Gismondo, allora, guidava il laboratorio delle Bioemergenze dell'ospedale Sacco di Milano: oggi fa la consulente per il ministero della Salute ed è appena rientrata da “Atreju”, la manifestazione romana di Fratelli d'Italia. «Ma lei se lo ricorda?», continua, «non si poteva parlare, non si poteva discutere, soprattutto non si poteva criticare la gestione di quel che stava succedendo. Questa commissione è uno squarcio dentro al muro di amianto che è stato eretto nel 2020».

Professoressa Gismondo, lei è stata anche audita dalla commissione un mesetto fa. Adesso cosa dobbiamo aspettarci?

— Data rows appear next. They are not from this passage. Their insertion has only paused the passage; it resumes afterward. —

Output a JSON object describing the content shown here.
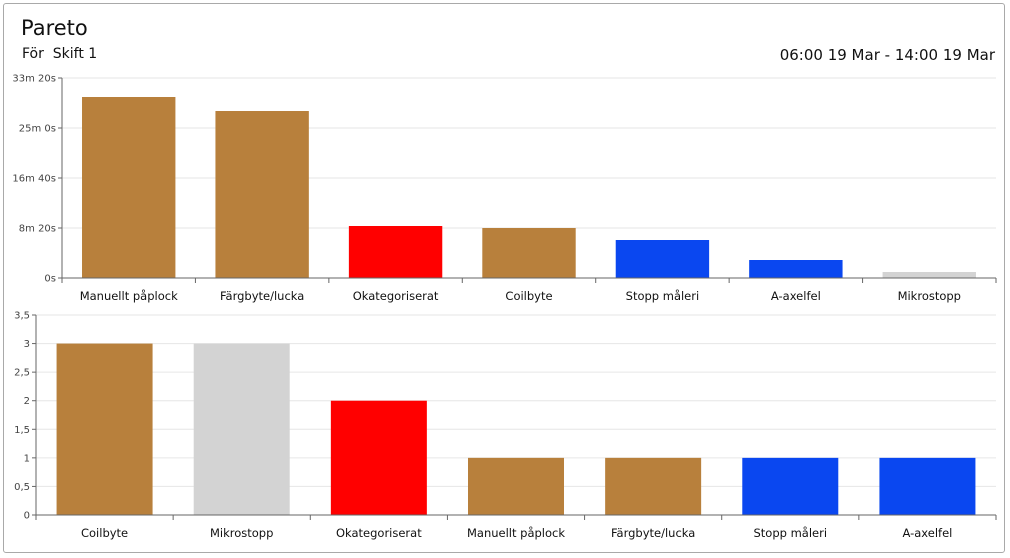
{
  "header": {
    "title": "Pareto",
    "subtitle_prefix": "För",
    "subtitle_shift": "Skift 1",
    "range_from": "06:00 19 Mar",
    "range_sep": "-",
    "range_to": "14:00 19 Mar"
  },
  "chart_data": [
    {
      "type": "bar",
      "categories": [
        "Manuellt påplock",
        "Färgbyte/lucka",
        "Okategoriserat",
        "Coilbyte",
        "Stopp måleri",
        "A-axelfel",
        "Mikrostopp"
      ],
      "values": [
        1810,
        1670,
        520,
        500,
        380,
        180,
        60
      ],
      "colors": [
        "#B8803C",
        "#B8803C",
        "#FF0000",
        "#B8803C",
        "#0A47F0",
        "#0A47F0",
        "#D3D3D3"
      ],
      "yticks": [
        0,
        500,
        1000,
        1500,
        2000
      ],
      "ytick_labels": [
        "0s",
        "8m 20s",
        "16m 40s",
        "25m 0s",
        "33m 20s"
      ],
      "ylim": [
        0,
        2000
      ],
      "grid": true
    },
    {
      "type": "bar",
      "categories": [
        "Coilbyte",
        "Mikrostopp",
        "Okategoriserat",
        "Manuellt påplock",
        "Färgbyte/lucka",
        "Stopp måleri",
        "A-axelfel"
      ],
      "values": [
        3,
        3,
        2,
        1,
        1,
        1,
        1
      ],
      "colors": [
        "#B8803C",
        "#D3D3D3",
        "#FF0000",
        "#B8803C",
        "#B8803C",
        "#0A47F0",
        "#0A47F0"
      ],
      "yticks": [
        0,
        0.5,
        1,
        1.5,
        2,
        2.5,
        3,
        3.5
      ],
      "ytick_labels": [
        "0",
        "0,5",
        "1",
        "1,5",
        "2",
        "2,5",
        "3",
        "3,5"
      ],
      "ylim": [
        0,
        3.5
      ],
      "grid": true
    }
  ]
}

«Lo scopo della commissione è far emergere tutto quello che io chiamo “fango” e che è stato sommerso per anni. Certamente una commissione parlamentare non ha il compito né di giudicare né di condannare. La magistratura potrà, semmai, in qualche modo, curiosare tra le carte che stiamo discutendo e trarre le sue conclusioni. Eventualmente agire di conseguenza. Ma è un altro discorso».